NTS 202010425 Testen van potentieel therapeutische stoffen gericht op biologische processen in twee epilepsiemodellen
In Nederland lijden naar schatting ongeveer 120.000 mensen aan epilepsie (ongeveer 0,8% van de bevolking). Het is daarmee één van de meest voorkomende neurologische ziektes. Epilepsie wordt in veel gevallen gekenmerkt door episodes van bewustzijnsverlies en ongecontroleerde bewegingen. Ondanks het feit dat er meer dan 30 verschillende medicijnen bestaan voor epilepsie, kan 30-40% van de patiënten niet goed behandeld worden. Vooral voor deze groep patiënten leidt de stoornis tot grote beperkingen in hun leven en kan het zelfs levensbedreigend zijn. Vaak moeten deze patiënten een chirurgische ingreep ondergaan waarbij een hersengedeelte moet worden verwijderd. Bovendien zijn er helemaal geen medicijnen die de ziekte kunnen voorkomen of genezen. In dit project willen we anti-epileptische stoffen toepassen die epilepsie beter kunnen behandelen dan de huidige medicijnen en die, in het ideale geval, zelfs epilepsie kunnen voorkomen.
Wetenschappelijk belang:
In dit project passen we de meest recente nieuwe wetenschappelijke inzichten toe.

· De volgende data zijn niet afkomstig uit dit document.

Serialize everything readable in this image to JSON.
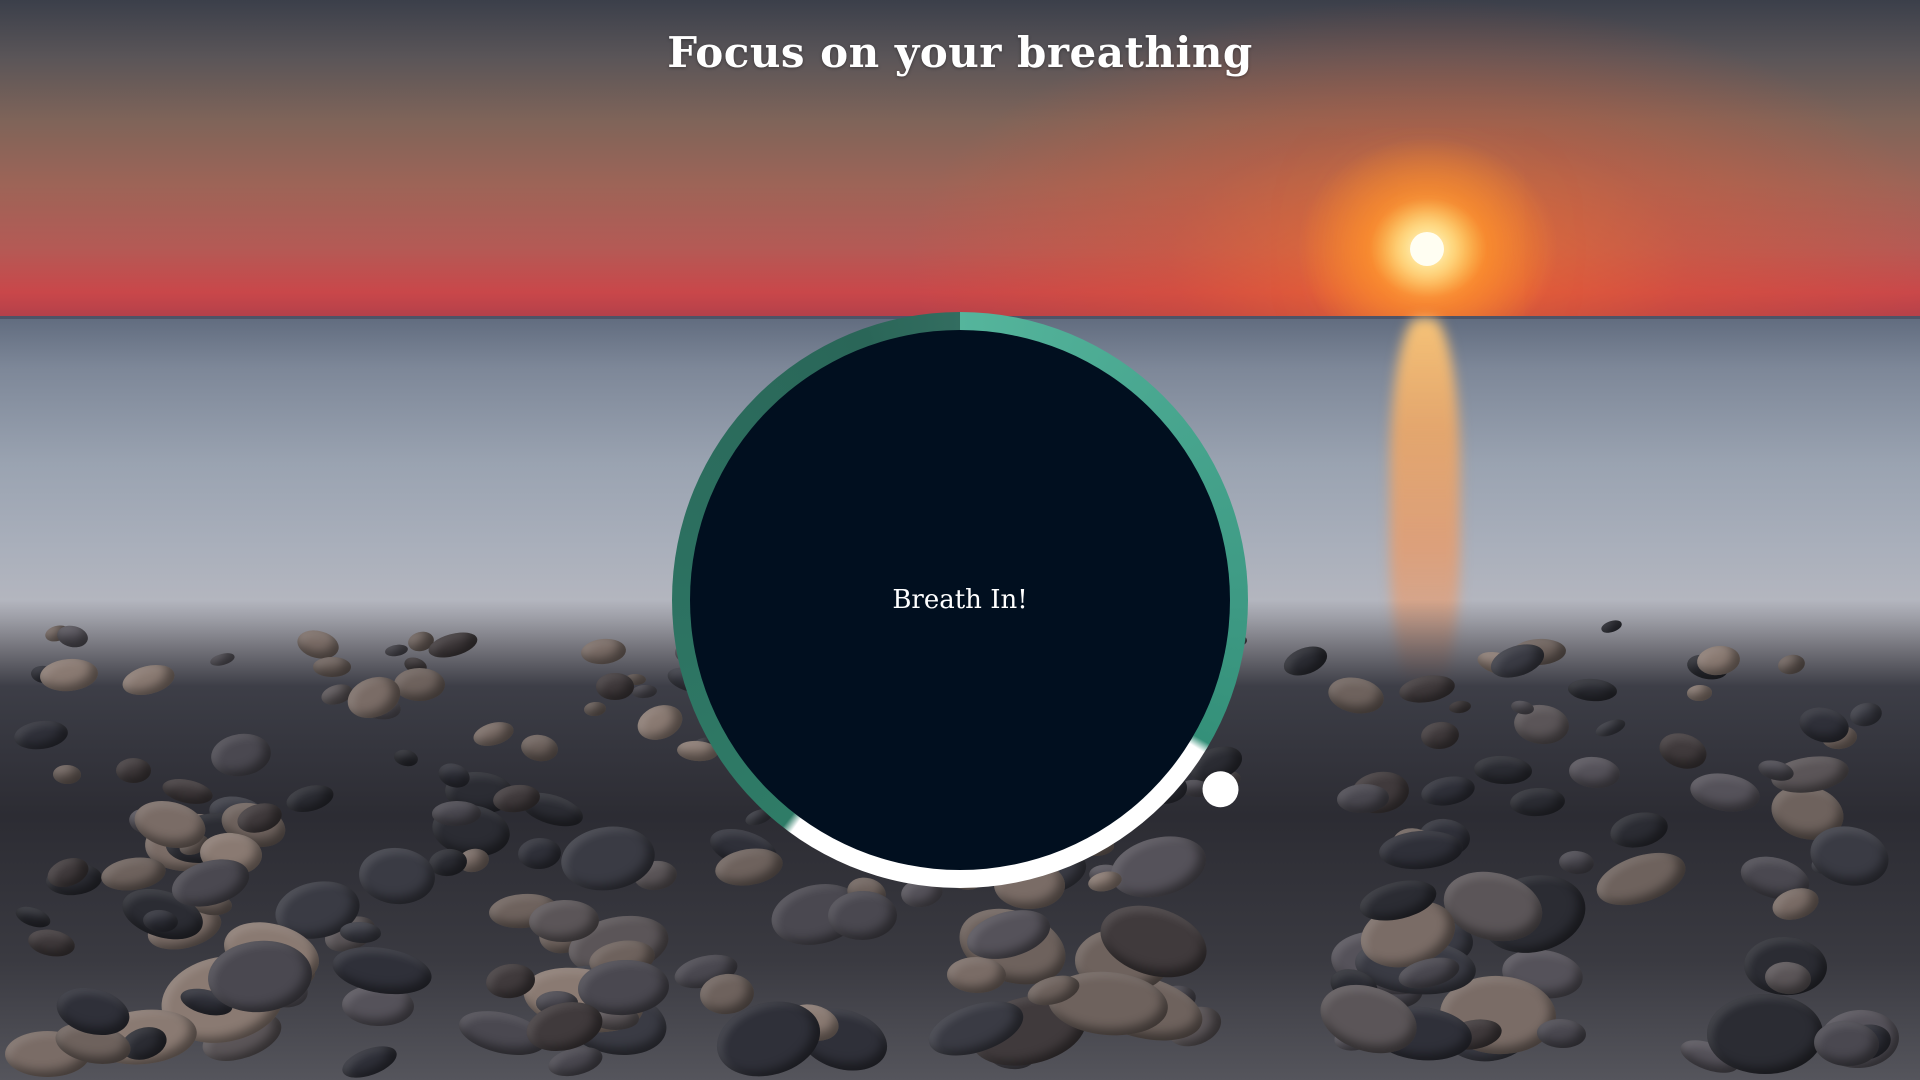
{
  "page": {
    "title": "Focus on your breathing"
  },
  "breathing": {
    "instruction": "Breath In!",
    "colors": {
      "inner_circle": "#010f1f",
      "ring_light": "#55b59c",
      "ring_dark": "#2a6658",
      "hold_segment": "#ffffff",
      "pointer": "#ffffff"
    }
  },
  "background": {
    "description_icon": "sunset-beach-pebbles-image"
  }
}
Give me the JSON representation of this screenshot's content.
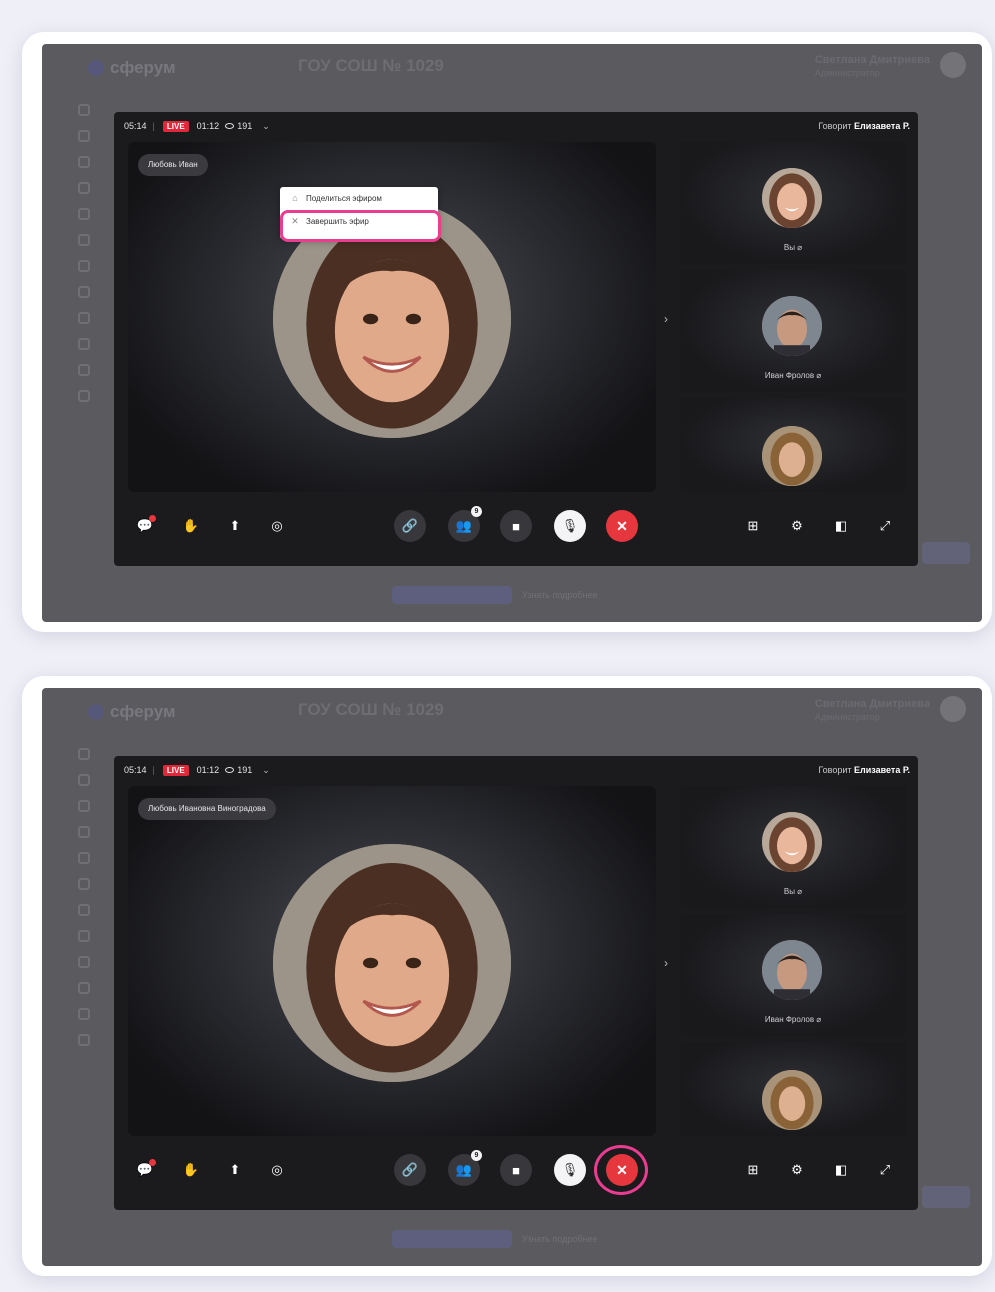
{
  "background_app": {
    "logo": "сферум",
    "school": "ГОУ СОШ № 1029",
    "user_name": "Светлана Дмитриева",
    "user_role": "Администратор",
    "link_text": "Узнать подробнее"
  },
  "call": {
    "clock": "05:14",
    "live_label": "LIVE",
    "duration": "01:12",
    "viewers": "191",
    "speaker_prefix": "Говорит",
    "speaker_name": "Елизавета Р.",
    "main_participant": "Любовь Ивановна Виноградова",
    "main_participant_short": "Любовь Иван",
    "participants": [
      {
        "label": "Вы"
      },
      {
        "label": "Иван Фролов"
      },
      {
        "label": ""
      }
    ],
    "participants_badge": "9"
  },
  "menu": {
    "items": [
      {
        "label": "Поделиться эфиром"
      },
      {
        "label": "Завершить эфир"
      }
    ]
  },
  "colors": {
    "live": "#e0283a",
    "hangup": "#e6373e",
    "highlight": "#ea3d92"
  }
}
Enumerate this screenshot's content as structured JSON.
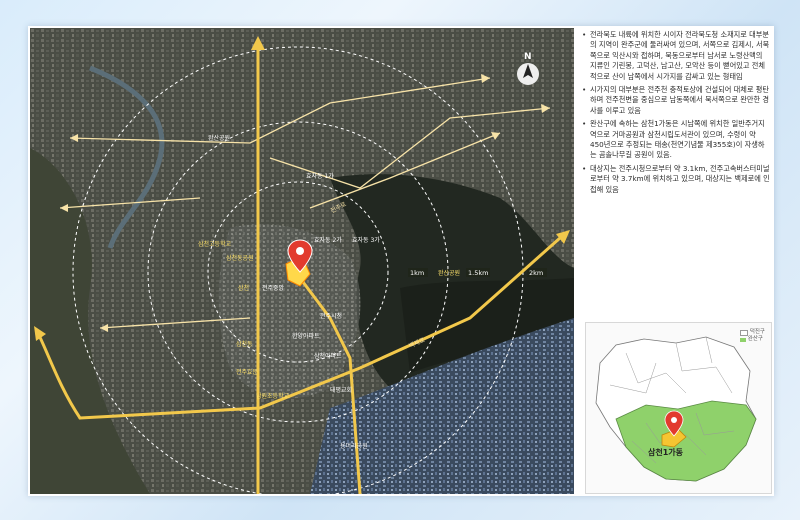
{
  "map": {
    "north_label": "N",
    "ring_labels": [
      "1km",
      "1.5km",
      "2km"
    ],
    "road_labels": [
      "전주로",
      "백제로"
    ],
    "place_labels": [
      "완산공원",
      "삼천고등학교",
      "삼천동공원",
      "효자동 1가",
      "효자동 2가",
      "효자동 3가",
      "삼천",
      "전주중앙",
      "완산공원",
      "전주시청",
      "삼천동",
      "전주효문",
      "한양아파트",
      "삼천아파트",
      "태평교회",
      "남원초등학교",
      "용머리공원"
    ],
    "colors": {
      "roads": "#f2c84b",
      "rings": "#ffffff",
      "arrows": "#f7e3a8",
      "site": "#ffd84a",
      "marker": "#e23b2e"
    }
  },
  "description": {
    "bullets": [
      "전라북도 내륙에 위치한 시이자 전라북도청 소재지로 대부분의 지역이 완주군에 둘러싸여 있으며, 서쪽으로 김제시, 서북쪽으로 익산시와 접하며, 북동으로부터 남서로 노령산맥의 지류인 기린봉, 고덕산, 남고산, 모악산 등이 뻗어있고 전체적으로 산이 남쪽에서 시가지를 감싸고 있는 형태임",
      "시가지의 대부분은 전주천 충적토상에 건설되어 대체로 평탄하며 전주천변을 중심으로 남동쪽에서 북서쪽으로 완만한 경사를 이루고 있음",
      "완산구에 속하는 삼천1가동은 시남쪽에 위치한 일반주거지역으로 거마공원과 삼천시립도서관이 있으며, 수령이 약 450년으로 추정되는 태송(천연기념물 제355호)이 자생하는 곰솔나무길 공원이 있음.",
      "대상지는 전주시청으로부터 약 3.1km, 전주고속버스터미널로부터 약 3.7km에 위치하고 있으며, 대상지는 백제로에 인접해 있음"
    ]
  },
  "inset": {
    "legend": [
      "덕진구",
      "완산구"
    ],
    "site_label": "삼천1가동",
    "colors": {
      "north": "#ffffff",
      "south": "#8fd16b",
      "site": "#f5c531",
      "marker": "#e23b2e"
    }
  }
}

Er is de laatste jaren veel bekend geworden over welke processen een rol spelen bij de ontwikkeling van epilepsie. We gebruiken in dit project stoffen die niet ingrijpen op één target (zoals de huidige medicijnen) maar op meerdere targets of een biologisch proces (bv. ontsteking). Dit moet leiden tot effectievere medicijnen die niet alleen epilepsie beter kunnen bestrijden maar ook kunnen helpen epilepsie te voorkomen.
Maatschappelijk belang:
Het behandelen van epilepsie met effectievere anti-epileptische stoffen zou een grote verbetering zijn voor een groot deel van de epilepsiepatiënten en daarmee hun kwaliteit van leven aanzienlijk verbeteren. Het gebruik van nieuwe anti-epileptische stoffen kan leiden tot een effectievere behandeling en sterke reductie van de ziektekosten.
In dit onderzoek wordt gewerkt met ratten.